Publié dans le numéro spécial 68 du Journal officiel de la République d’Haïti en date du 17 décembre 2025, le décret portant organisation et fonctionnement de la Haute Cour de justice redéfinit en profondeur le régime de poursuite des hauts responsables publics. En s’appuyant sur l’article 186 de la Constitution, le texte établit que les crimes et délits commis par les grands commis de l’État dans l’exercice de leurs fonctions relèvent exclusivement de la Haute Cour de justice, écartant ainsi toute compétence des tribunaux ordinaires.
L’article 4 du décret constitue le cœur de la controverse. Il consacre une compétence quasi exclusive de la Haute Cour pour juger les hauts fonctionnaires, y compris après la fin de leur mandat, pour des faits commis durant l’exercice de leurs fonctions.

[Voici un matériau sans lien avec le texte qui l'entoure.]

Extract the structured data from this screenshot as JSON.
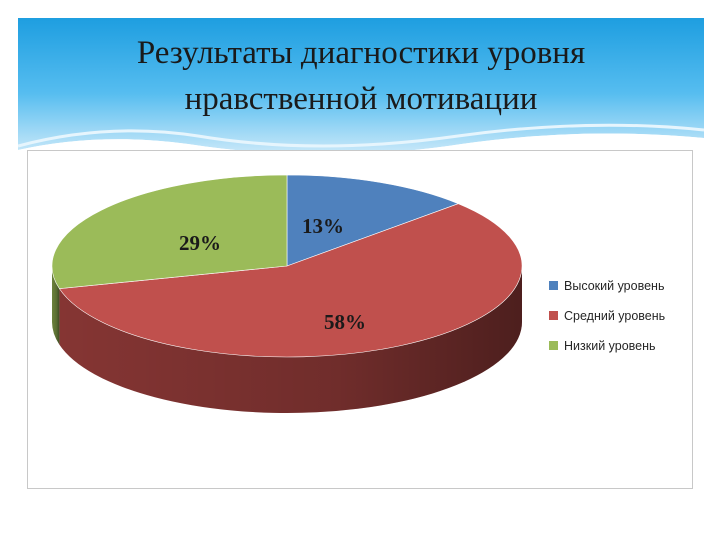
{
  "slide": {
    "title_line1": "Результаты диагностики уровня",
    "title_line2": "нравственной мотивации",
    "header_color": "#3fb0e8"
  },
  "chart_data": {
    "type": "pie",
    "title": "",
    "three_d": true,
    "legend_position": "right",
    "categories": [
      "Высокий уровень",
      "Средний уровень",
      "Низкий уровень"
    ],
    "values": [
      13,
      58,
      29
    ],
    "labels": [
      "13%",
      "58%",
      "29%"
    ],
    "colors": [
      "#4f81bd",
      "#c0504d",
      "#9bbb59"
    ],
    "side_colors": [
      "#385d8a",
      "#8c3836",
      "#71893f"
    ]
  }
}
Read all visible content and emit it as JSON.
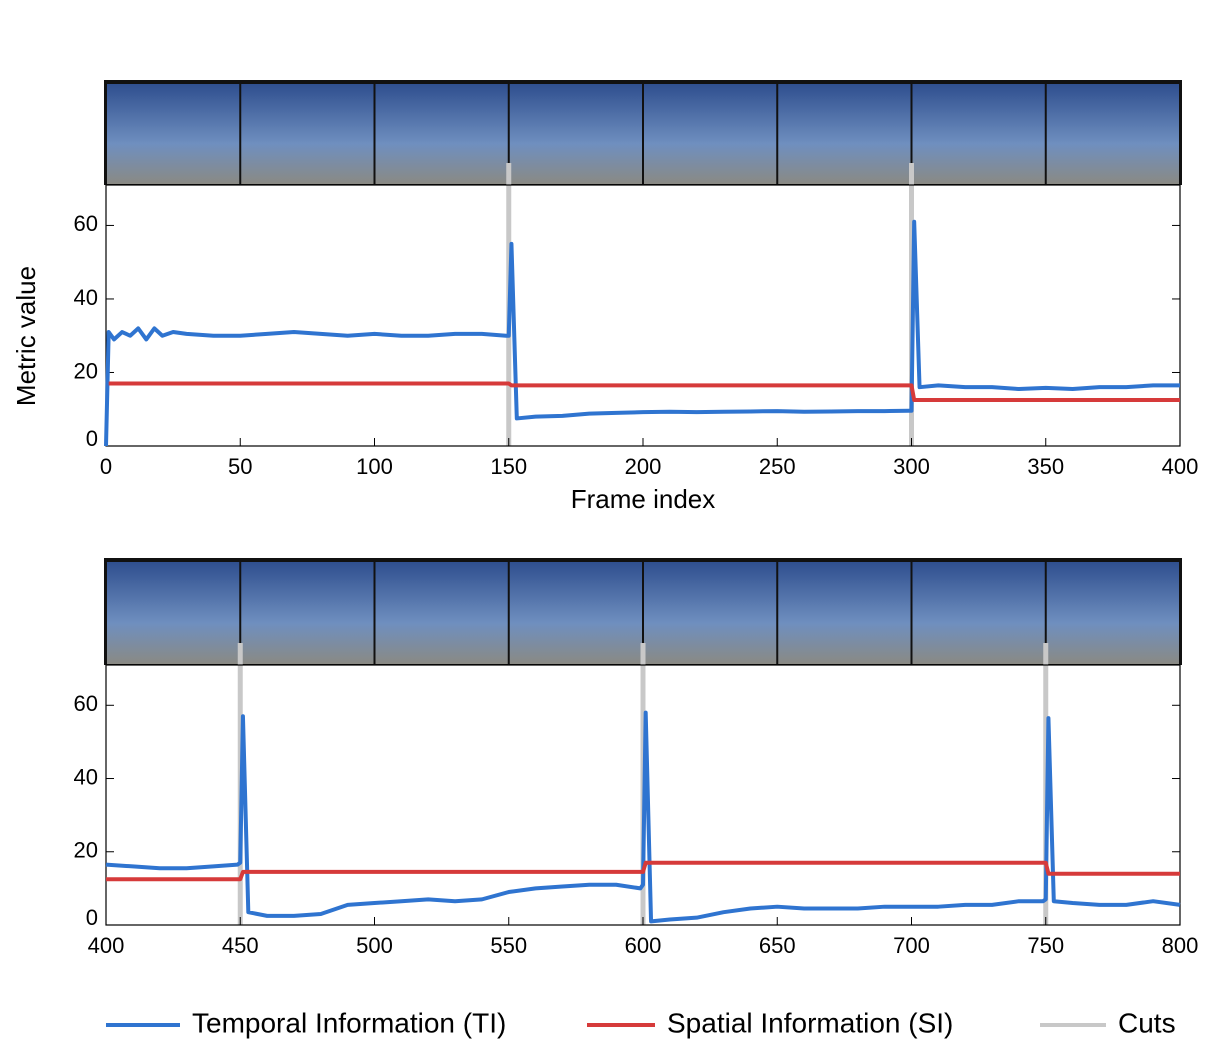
{
  "chart_data": [
    {
      "type": "line",
      "ylabel": "Metric value",
      "xlabel": "Frame index",
      "xlim": [
        0,
        400
      ],
      "ylim": [
        0,
        71
      ],
      "xticks": [
        0,
        50,
        100,
        150,
        200,
        250,
        300,
        350,
        400
      ],
      "yticks": [
        0,
        20,
        40,
        60
      ],
      "x": [
        0,
        1,
        3,
        6,
        9,
        12,
        15,
        18,
        21,
        25,
        30,
        40,
        50,
        60,
        70,
        80,
        90,
        100,
        110,
        120,
        130,
        140,
        149,
        150,
        151,
        153,
        160,
        170,
        180,
        190,
        200,
        210,
        220,
        230,
        240,
        250,
        260,
        270,
        280,
        290,
        299,
        300,
        301,
        303,
        310,
        320,
        330,
        340,
        350,
        360,
        370,
        380,
        390,
        400
      ],
      "series": [
        {
          "name": "Temporal Information (TI)",
          "color": "#2f74d0",
          "values": [
            0,
            31,
            29,
            31,
            30,
            32,
            29,
            32,
            30,
            31,
            30.5,
            30,
            30,
            30.5,
            31,
            30.5,
            30,
            30.5,
            30,
            30,
            30.5,
            30.5,
            30,
            30,
            55,
            7.5,
            8,
            8.2,
            8.8,
            9,
            9.2,
            9.3,
            9.2,
            9.3,
            9.4,
            9.5,
            9.3,
            9.4,
            9.5,
            9.5,
            9.6,
            9.6,
            61,
            16,
            16.5,
            16,
            16,
            15.5,
            15.8,
            15.5,
            16,
            16,
            16.5,
            16.5
          ]
        },
        {
          "name": "Spatial Information (SI)",
          "color": "#d63a3a",
          "values": [
            null,
            17,
            17,
            17,
            17,
            17,
            17,
            17,
            17,
            17,
            17,
            17,
            17,
            17,
            17,
            17,
            17,
            17,
            17,
            17,
            17,
            17,
            17,
            17,
            16.5,
            16.5,
            16.5,
            16.5,
            16.5,
            16.5,
            16.5,
            16.5,
            16.5,
            16.5,
            16.5,
            16.5,
            16.5,
            16.5,
            16.5,
            16.5,
            16.5,
            16.5,
            12.5,
            12.5,
            12.5,
            12.5,
            12.5,
            12.5,
            12.5,
            12.5,
            12.5,
            12.5,
            12.5,
            12.5
          ]
        }
      ],
      "cuts": {
        "name": "Cuts",
        "color": "#c8c8c8",
        "values": [
          150,
          300
        ]
      }
    },
    {
      "type": "line",
      "xlim": [
        400,
        800
      ],
      "ylim": [
        0,
        71
      ],
      "xticks": [
        400,
        450,
        500,
        550,
        600,
        650,
        700,
        750,
        800
      ],
      "yticks": [
        0,
        20,
        40,
        60
      ],
      "x": [
        400,
        410,
        420,
        430,
        440,
        449,
        450,
        451,
        453,
        460,
        470,
        480,
        490,
        500,
        510,
        520,
        530,
        540,
        550,
        560,
        570,
        580,
        590,
        599,
        600,
        601,
        603,
        610,
        620,
        630,
        640,
        650,
        660,
        670,
        680,
        690,
        700,
        710,
        720,
        730,
        740,
        749,
        750,
        751,
        753,
        760,
        770,
        780,
        790,
        800
      ],
      "series": [
        {
          "color": "#2f74d0",
          "values": [
            16.5,
            16,
            15.5,
            15.5,
            16,
            16.5,
            17,
            57,
            3.5,
            2.5,
            2.5,
            3,
            5.5,
            6,
            6.5,
            7,
            6.5,
            7,
            9,
            10,
            10.5,
            11,
            11,
            10,
            11,
            58,
            1,
            1.5,
            2,
            3.5,
            4.5,
            5,
            4.5,
            4.5,
            4.5,
            5,
            5,
            5,
            5.5,
            5.5,
            6.5,
            6.5,
            7,
            56.5,
            6.5,
            6,
            5.5,
            5.5,
            6.5,
            5.5
          ]
        },
        {
          "color": "#d63a3a",
          "values": [
            12.5,
            12.5,
            12.5,
            12.5,
            12.5,
            12.5,
            12.5,
            14.5,
            14.5,
            14.5,
            14.5,
            14.5,
            14.5,
            14.5,
            14.5,
            14.5,
            14.5,
            14.5,
            14.5,
            14.5,
            14.5,
            14.5,
            14.5,
            14.5,
            14.5,
            17,
            17,
            17,
            17,
            17,
            17,
            17,
            17,
            17,
            17,
            17,
            17,
            17,
            17,
            17,
            17,
            17,
            17,
            14,
            14,
            14,
            14,
            14,
            14,
            14
          ]
        }
      ],
      "cuts": {
        "color": "#c8c8c8",
        "values": [
          450,
          600,
          750
        ]
      }
    }
  ]
}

Cette disposition est perçue par de nombreux observateurs comme une immunité juridictionnelle renforcée, dans un contexte où la Haute Cour demeure, en pratique, inopérante faute de Parlement fonctionnel.
L’article 11 accentue davantage cette protection. Il subordonne l’exploitation judiciaire des rapports des institutions de lutte contre la corruption et du renseignement financier à une double validation politique : d’abord par les conseils d’administration de ces institutions, puis par une délibération en Conseil des ministres. Ce verrou institutionnel place l’exécutif au cœur du processus de mise en accusation, réduisant l’autonomie des organes anticorruption et affaiblissant leur capacité d’action.
Officiellement, le décret vise à combler un vide juridique et à mettre fin à un cycle d’impunité. Toutefois, dans un contexte marqué par l’inexistence du pouvoir législatif et par l’échéance du 7 février 2026, date de fin du mandat des conseillers-présidents, le texte est interprété comme une tentative de sécurisation juridique anticipée pour les actuels détenteurs du pouvoir, plusieurs d’entre eux étant régulièrement cités dans des rapports sensibles.
En consacrant la primauté d’une juridiction exceptionnelle difficilement mobilisable et en politisant l’accès aux poursuites, le décret soulève de sérieuses interrogations sur l’équilibre des pouvoirs et la redevabilité publique. Loin de renforcer la lutte contre la corruption, il pourrait institutionnaliser une immunité de fait, fragilisant davantage la confiance des citoyens dans la justice et l’État de droit.
W. A.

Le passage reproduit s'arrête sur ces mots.